Reverse Loop Buttons

The Infant Cycle
Left Ear Revolt (Mysterious Disco 2009-2012)
CANADA THE CEILING CEIL035 CD-R (2012)

Remarkably and eerily melodic results from an unconventional choice of sound sources including bird cage from this Ontario-based producer of ambient drone works. The first three tracks are apparently culled from a circa 2009 MP3 single: Plays Fender Bass Guitars and Bird Cages of Unknown Origin, Exclusively which is the kind of single-minded approach to composition that I can really relate to. The first offering, ‘Shiny Venus (over s.st)’ is marred only slightly for me by some arbitrary reverse sound loops which comprise the ending. These, though, are nicely offset by the brief, gossamer ambience of the next piece ‘Shiny Venus (detail 1)’ which acts as a bridge into the last canvas of the triptych – here, on ‘Shiny Venus (detail 2)’, the reverse loop strategy returns but this time acts as the core structure of the music.

‘Red Mars Over Main W.’, the next track, apparently utilises sounds derived from playout groove, trombone, and railyard (presumably field recordings of same), – all heavily processed – and the results are somewhat akin to the mid-late 90s glitch style prevalent in German electronic music. At this point I’m confused, it makes me wonder why you’d want to realise such a faultless carbon copy of German glitch with such individual sound sources in the first place. No specific dates are given for each piece of music, and as this retrospective’s stated period is 2009-2012, it is likely that this recognisable stylistic device is referring back to glitch electronica rather than being a contemporary of it. I’m still not sure why, unless this is done with some kind of irony, the point of which I’m missing. Yet, there’s rich little seams of Industrial sounding material in there as well, which put me in mind of the way Napalm Death go to the trouble of recording intricate Industrial soundscapes as a massive contrast to their one minute grindcore songs.

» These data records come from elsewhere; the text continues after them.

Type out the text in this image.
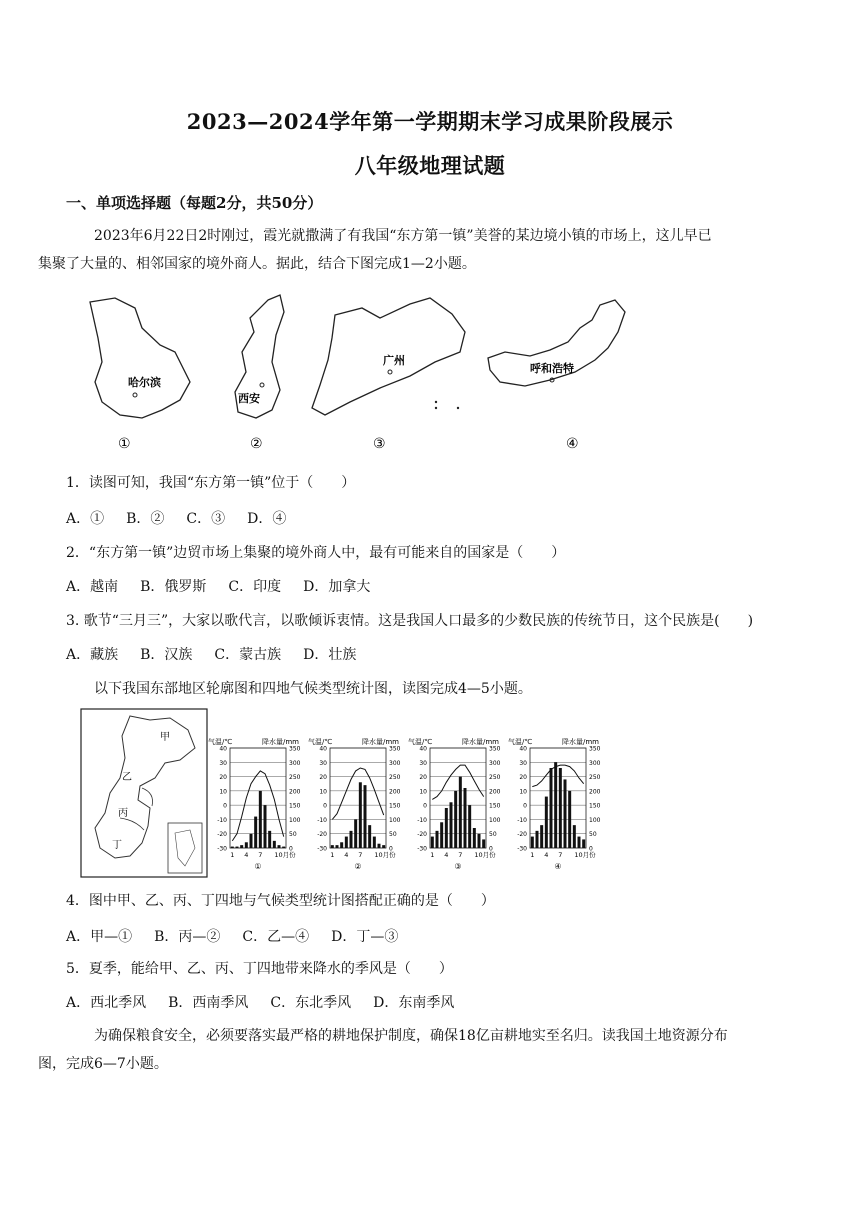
2023—2024学年第一学期期末学习成果阶段展示
八年级地理试题
一、单项选择题（每题2分，共50分）
2023年6月22日2时刚过，霞光就撒满了有我国“东方第一镇”美誉的某边境小镇的市场上，这儿早已
集聚了大量的、相邻国家的境外商人。据此，结合下图完成1—2小题。
哈尔滨
①
西安
②
广州
③
呼和浩特
④
1．读图可知，我国“东方第一镇”位于（　　）
A．① B．② C．③ D．④
2．“东方第一镇”边贸市场上集聚的境外商人中，最有可能来自的国家是（　　）
A．越南 B．俄罗斯 C．印度 D．加拿大
3. 歌节“三月三”，大家以歌代言，以歌倾诉衷情。这是我国人口最多的少数民族的传统节日，这个民族是(　　)
A．藏族 B．汉族 C．蒙古族 D．壮族
以下我国东部地区轮廓图和四地气候类型统计图，读图完成4—5小题。
甲
乙
丙
丁
气温/℃	降水量/mm
40	350
30	300
20	250
10	200
0	150
-10	100
-20	50
-30	0
1 4 7 10月份
①
气温/℃	降水量/mm
40	350
30	300
20	250
10	200
0	150
-10	100
-20	50
-30	0
1 4 7 10月份
②
气温/℃	降水量/mm
40	350
30	300
20	250
10	200
0	150
-10	100
-20	50
-30	0
1 4 7 10月份
③
气温/℃	降水量/mm
40	350
30	300
20	250
10	200
0	150
-10	100
-20	50
-30	0
1 4 7 10月份
④
4．图中甲、乙、丙、丁四地与气候类型统计图搭配正确的是（　　）
A．甲—① B．丙—② C．乙—④ D．丁—③
5．夏季，能给甲、乙、丙、丁四地带来降水的季风是（　　）
A．西北季风 B．西南季风 C．东北季风 D．东南季风
为确保粮食安全，必须要落实最严格的耕地保护制度，确保18亿亩耕地实至名归。读我国土地资源分布
图，完成6—7小题。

Track 7, ‘Untitled (abridged)’, features some interesting slow-core, abstract, machines-breathing type noises but by the next track, ‘Shiny Venus Over Stuart Street (detail 2 unabridged)’, things are becoming a little repetitive and flat. Too much over-use of similar ideas, and an over-reliance on the reverse loop button on the sampler again but that’s a personal dislike of mine. Then again, it’s a longer track at over 13 minutes and as it perambulates, digging its own groove in an upturned tree stump like some kind of organic locked groove, the sap starts to congeal and discolour in subtle and interesting ways.

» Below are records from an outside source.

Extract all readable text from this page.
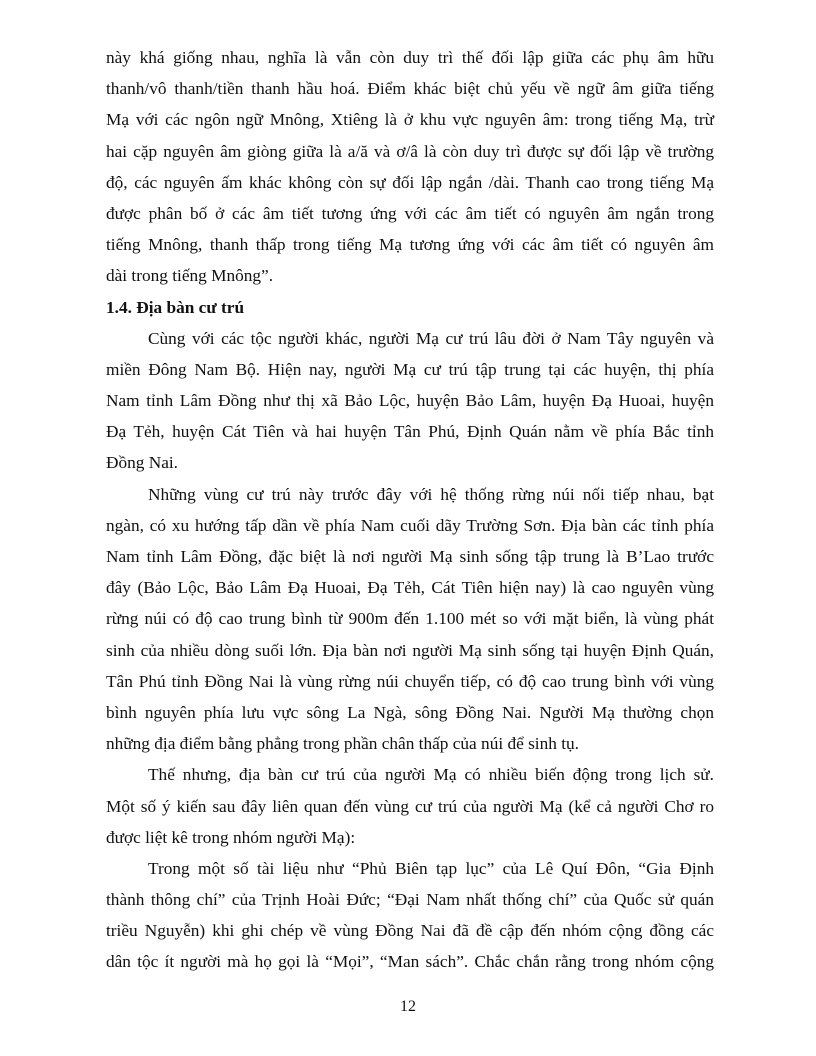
này khá giống nhau, nghĩa là vẫn còn duy trì thế đối lập giữa các phụ âm hữu
thanh/vô thanh/tiền thanh hầu hoá. Điểm khác biệt chủ yếu về ngữ âm giữa tiếng
Mạ với các ngôn ngữ Mnông, Xtiêng là ở khu vực nguyên âm: trong tiếng Mạ, trừ
hai cặp nguyên âm giòng giữa là a/ă và ơ/â là còn duy trì được sự đối lập về trường
độ, các nguyên ấm khác không còn sự đối lập ngắn /dài. Thanh cao trong tiếng Mạ
được phân bố ở các âm tiết tương ứng với các âm tiết có nguyên âm ngắn trong
tiếng Mnông, thanh thấp trong tiếng Mạ tương ứng với các âm tiết có nguyên âm
dài trong tiếng Mnông”.
1.4. Địa bàn cư trú
Cùng với các tộc người khác, người Mạ cư trú lâu đời ở Nam Tây nguyên và
miền Đông Nam Bộ. Hiện nay, người Mạ cư trú tập trung tại các huyện, thị phía
Nam tỉnh Lâm Đồng như thị xã Bảo Lộc, huyện Bảo Lâm, huyện Đạ Huoai, huyện
Đạ Tẻh, huyện Cát Tiên và hai huyện Tân Phú, Định Quán nằm về phía Bắc tỉnh
Đồng Nai.
Những vùng cư trú này trước đây với hệ thống rừng núi nối tiếp nhau, bạt
ngàn, có xu hướng tấp dần về phía Nam cuối dãy Trường Sơn. Địa bàn các tỉnh phía
Nam tỉnh Lâm Đồng, đặc biệt là nơi người Mạ sinh sống tập trung là B’Lao trước
đây (Bảo Lộc, Bảo Lâm Đạ Huoai, Đạ Tẻh, Cát Tiên hiện nay) là cao nguyên vùng
rừng núi có độ cao trung bình từ 900m đến 1.100 mét so với mặt biển, là vùng phát
sinh của nhiều dòng suối lớn. Địa bàn nơi người Mạ sinh sống tại huyện Định Quán,
Tân Phú tỉnh Đồng Nai là vùng rừng núi chuyển tiếp, có độ cao trung bình với vùng
bình nguyên phía lưu vực sông La Ngà, sông Đồng Nai. Người Mạ thường chọn
những địa điểm bằng phẳng trong phần chân thấp của núi để sinh tụ.
Thế nhưng, địa bàn cư trú của người Mạ có nhiều biến động trong lịch sử.
Một số ý kiến sau đây liên quan đến vùng cư trú của người Mạ (kể cả người Chơ ro
được liệt kê trong nhóm người Mạ):
Trong một số tài liệu như “Phủ Biên tạp lục” của Lê Quí Đôn, “Gia Định
thành thông chí” của Trịnh Hoài Đức; “Đại Nam nhất thống chí” của Quốc sử quán
triều Nguyễn) khi ghi chép về vùng Đồng Nai đã đề cập đến nhóm cộng đồng các
dân tộc ít người mà họ gọi là “Mọi”, “Man sách”. Chắc chắn rằng trong nhóm cộng
12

Given The Infant Cycle apparently have over twenty previous releases plus a glut of compilation appearances and collaborative items, it strikes me that four years is a small window for this type of retrospective for a musician who has been active since 1994 (I’d be interested to hear how some of his earliest work compares), and a failing of this compilation in general is that any development over that time has been shown here in quite small increments.